CULTURE 'Iron Road' shows untold story in Chinese-Canadian history

CULTURE

'Iron Road' shows untold story in Chinese-Canadian history

Xinhua

16:28, April 18, 2019

(Photo/mtime.com)

TORONTO, April 17 (Xinhua) -- A movie named "Iron Road", which dramatizes a chapter in Chinese-Canadian history, will be screened at the cinema of Xinflix Media Inc. in Toronto Wednesday evening.

"Iron Road" is one of the movies to be screened during the National Canadian Film Day, which kicked off Wednesday.

It is based on the story that one woman traveled among 265 migrants to Canada's British Columbia in the 1860s, a time when Chinese women were not allowed in Canada.

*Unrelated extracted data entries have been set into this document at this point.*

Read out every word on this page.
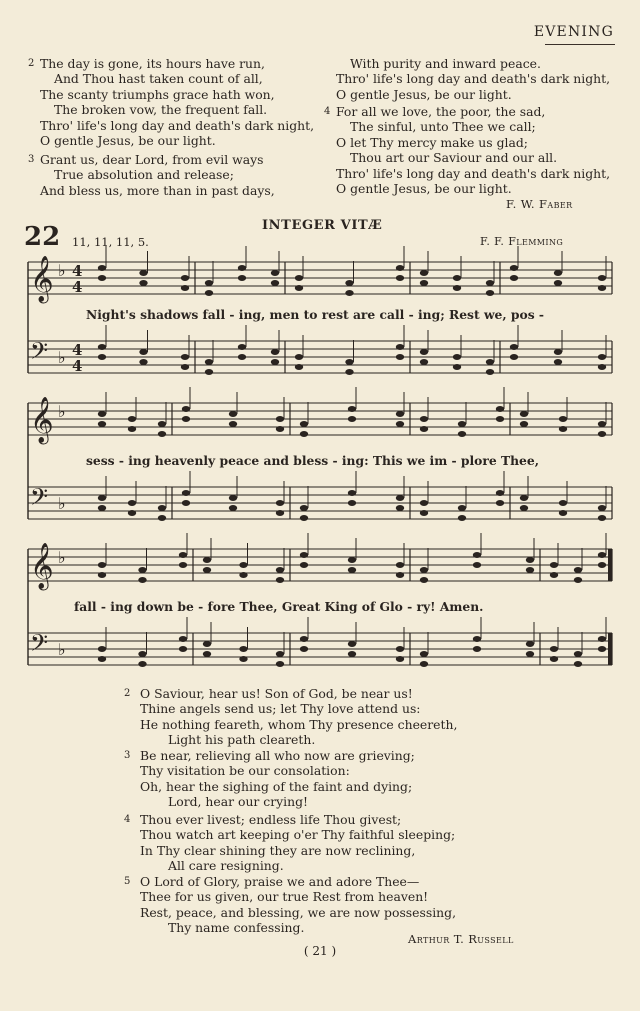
EVENING
2 The day is gone, its hours have run,
And Thou hast taken count of all,
The scanty triumphs grace hath won,
The broken vow, the frequent fall.
Thro' life's long day and death's dark night,
O gentle Jesus, be our light.
3 Grant us, dear Lord, from evil ways
True absolution and release;
And bless us, more than in past days,
With purity and inward peace.
Thro' life's long day and death's dark night,
O gentle Jesus, be our light.
4 For all we love, the poor, the sad,
The sinful, unto Thee we call;
O let Thy mercy make us glad;
Thou art our Saviour and our all.
Thro' life's long day and death's dark night,
O gentle Jesus, be our light.
F. W. Faber
22 11, 11, 11, 5.
INTEGER VITÆ
F. F. Flemming
𝄞 ♭ 4
4
𝄢 ♭ 4
4
𝄞 ♭
𝄢 ♭
𝄞 ♭
𝄢 ♭
Night's shadows fall - ing, men to rest are call - ing; Rest we, pos -
sess - ing heavenly peace and bless - ing: This we im - plore Thee,
fall - ing down be - fore Thee, Great King of Glo - ry! Amen.
2 O Saviour, hear us! Son of God, be near us!
Thine angels send us; let Thy love attend us:
He nothing feareth, whom Thy presence cheereth,
Light his path cleareth.
3 Be near, relieving all who now are grieving;
Thy visitation be our consolation:
Oh, hear the sighing of the faint and dying;
Lord, hear our crying!
4 Thou ever livest; endless life Thou givest;
Thou watch art keeping o'er Thy faithful sleeping;
In Thy clear shining they are now reclining,
All care resigning.
5 O Lord of Glory, praise we and adore Thee—
Thee for us given, our true Rest from heaven!
Rest, peace, and blessing, we are now possessing,
Thy name confessing.
Arthur T. Russell
( 21 )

"Iron Road" is a China-Canada movie written by Barry Pearson and Raymond Storey, and directed by David Wu, starring Sun Li, Luke Macfarlane, Peter O'Toole, Sam Neill, and Charlotte Sullivan.

It depicts a love story between a Chinese girl named Little Tiger and a Canadian boy James. Little Tiger, disguised as a boy, goes in search of her long-lost railroad worker father in British Columbia in western Canada. James' father runs a company that builds the railroad.

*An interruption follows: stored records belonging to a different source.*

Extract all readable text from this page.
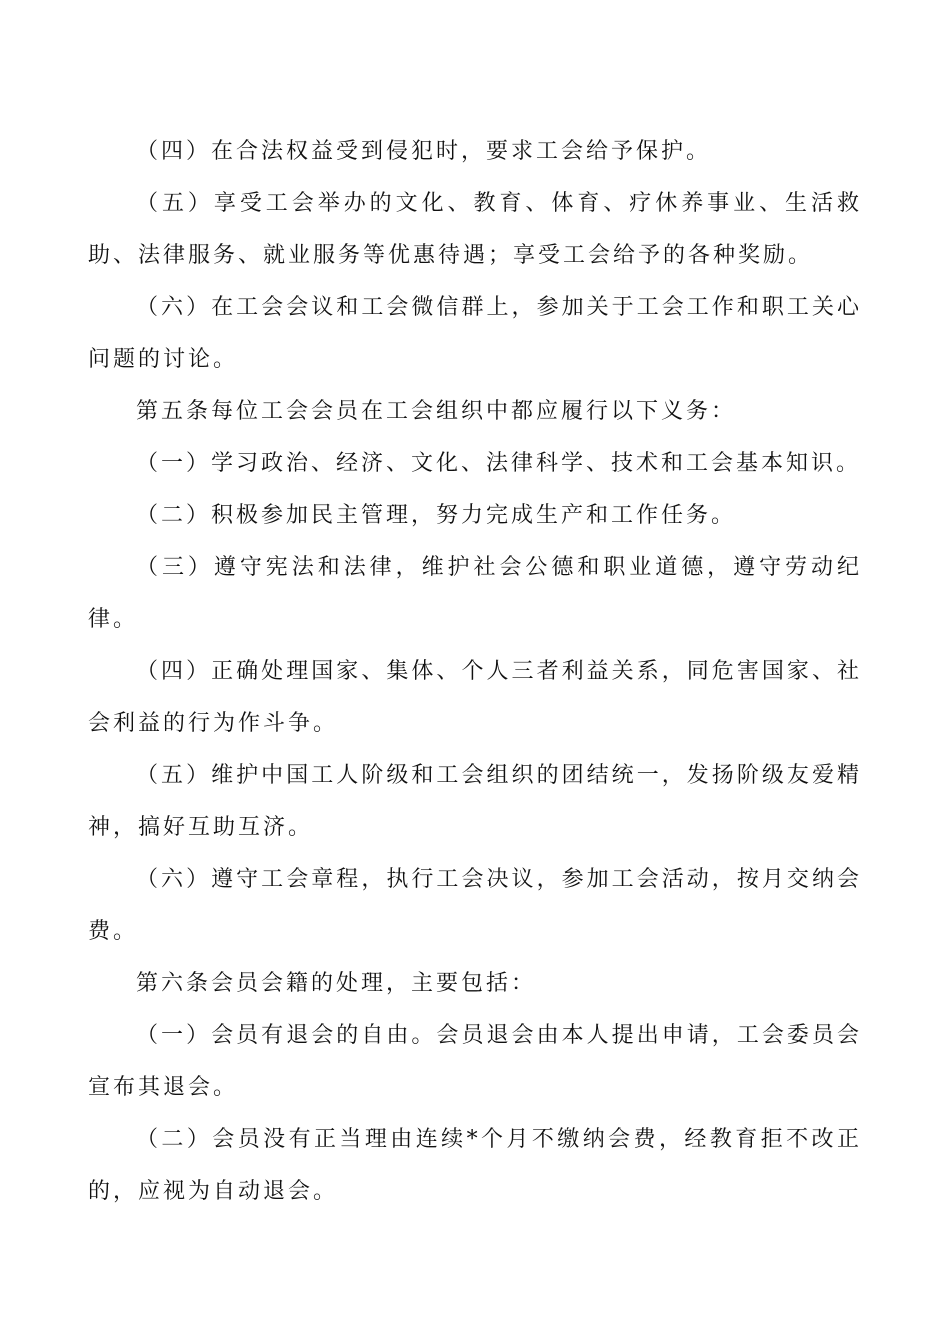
（四）在合法权益受到侵犯时，要求工会给予保护。

（五）享受工会举办的文化、教育、体育、疗休养事业、生活救助、法律服务、就业服务等优惠待遇；享受工会给予的各种奖励。

（六）在工会会议和工会微信群上，参加关于工会工作和职工关心问题的讨论。

第五条每位工会会员在工会组织中都应履行以下义务：

（一）学习政治、经济、文化、法律科学、技术和工会基本知识。

（二）积极参加民主管理，努力完成生产和工作任务。

（三）遵守宪法和法律，维护社会公德和职业道德，遵守劳动纪律。

（四）正确处理国家、集体、个人三者利益关系，同危害国家、社会利益的行为作斗争。

（五）维护中国工人阶级和工会组织的团结统一，发扬阶级友爱精神，搞好互助互济。

（六）遵守工会章程，执行工会决议，参加工会活动，按月交纳会费。

第六条会员会籍的处理，主要包括：

（一）会员有退会的自由。会员退会由本人提出申请，工会委员会宣布其退会。

（二）会员没有正当理由连续*个月不缴纳会费，经教育拒不改正的，应视为自动退会。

It also chronicles the untold story of Chinese workers who traveled to Canada by the thousands to do the back-breaking work of blasting through the mountains to build the Canadian Pacific Railway in the 1880s.

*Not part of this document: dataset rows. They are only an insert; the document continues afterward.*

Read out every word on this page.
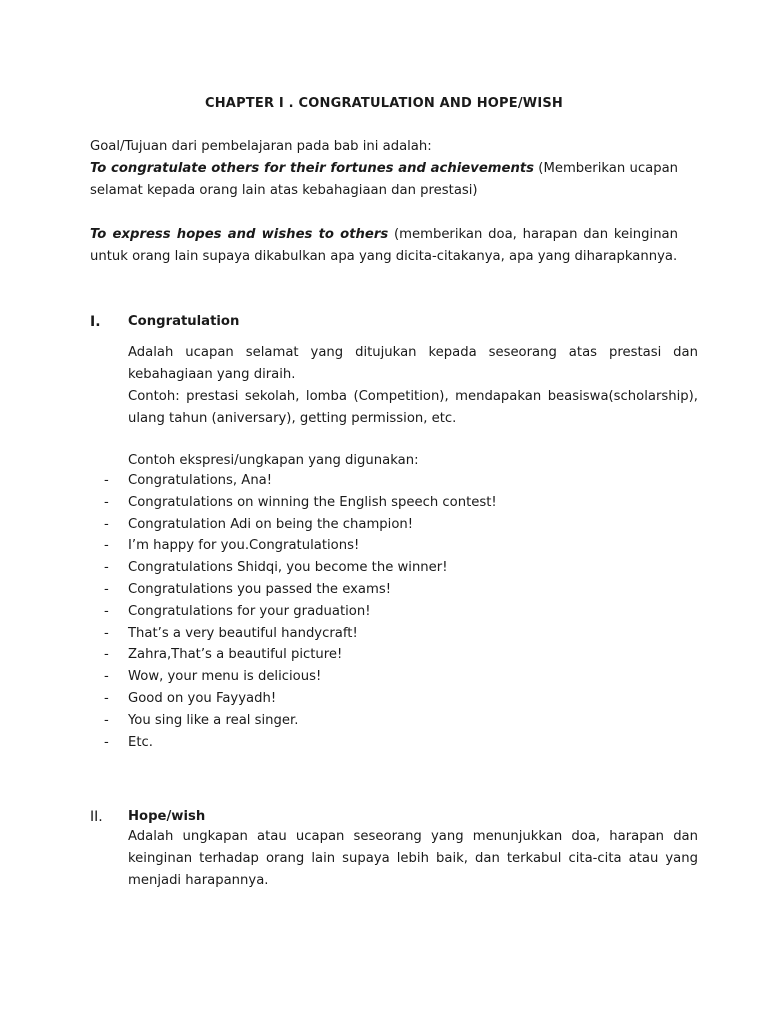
CHAPTER I . CONGRATULATION AND HOPE/WISH
Goal/Tujuan dari pembelajaran pada bab ini adalah:
To congratulate others for their fortunes and achievements (Memberikan ucapan selamat kepada orang lain atas kebahagiaan dan prestasi)
To express hopes and wishes to others (memberikan doa, harapan dan keinginan untuk orang lain supaya dikabulkan apa yang dicita-citakanya, apa yang diharapkannya.
I. Congratulation
Adalah ucapan selamat yang ditujukan kepada seseorang atas prestasi dan kebahagiaan yang diraih.
Contoh: prestasi sekolah, lomba (Competition), mendapakan beasiswa(scholarship), ulang tahun (aniversary), getting permission, etc.
Contoh ekspresi/ungkapan yang digunakan:
- Congratulations, Ana!
- Congratulations on winning the English speech contest!
- Congratulation Adi on being the champion!
- I’m happy for you.Congratulations!
- Congratulations Shidqi, you become the winner!
- Congratulations you passed the exams!
- Congratulations for your graduation!
- That’s a very beautiful handycraft!
- Zahra,That’s a beautiful picture!
- Wow, your menu is delicious!
- Good on you Fayyadh!
- You sing like a real singer.
- Etc.
II. Hope/wish
Adalah ungkapan atau ucapan seseorang yang menunjukkan doa, harapan dan keinginan terhadap orang lain supaya lebih baik, dan terkabul cita-cita atau yang menjadi harapannya.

The film's principal photography was shot in Hengdian World Studios in China and in British Columbia, Canada. The Canadian filming locations were selected in the Kamloops area of the Thompson-Nicola Regional District and Kelowna.

Authentic wood trestle bridges built by the Canadian Pacific Railway during the Gold Rush of the early 1900s were used for film locations.

A wood-fired, steam-driven locomotive was brought in, and a section of actual railway was used, which was discontinued from service during the shoot.

The background performers cast as immigrant laborers in the Canadian shoot were mostly Asians from Vancouver, Canada.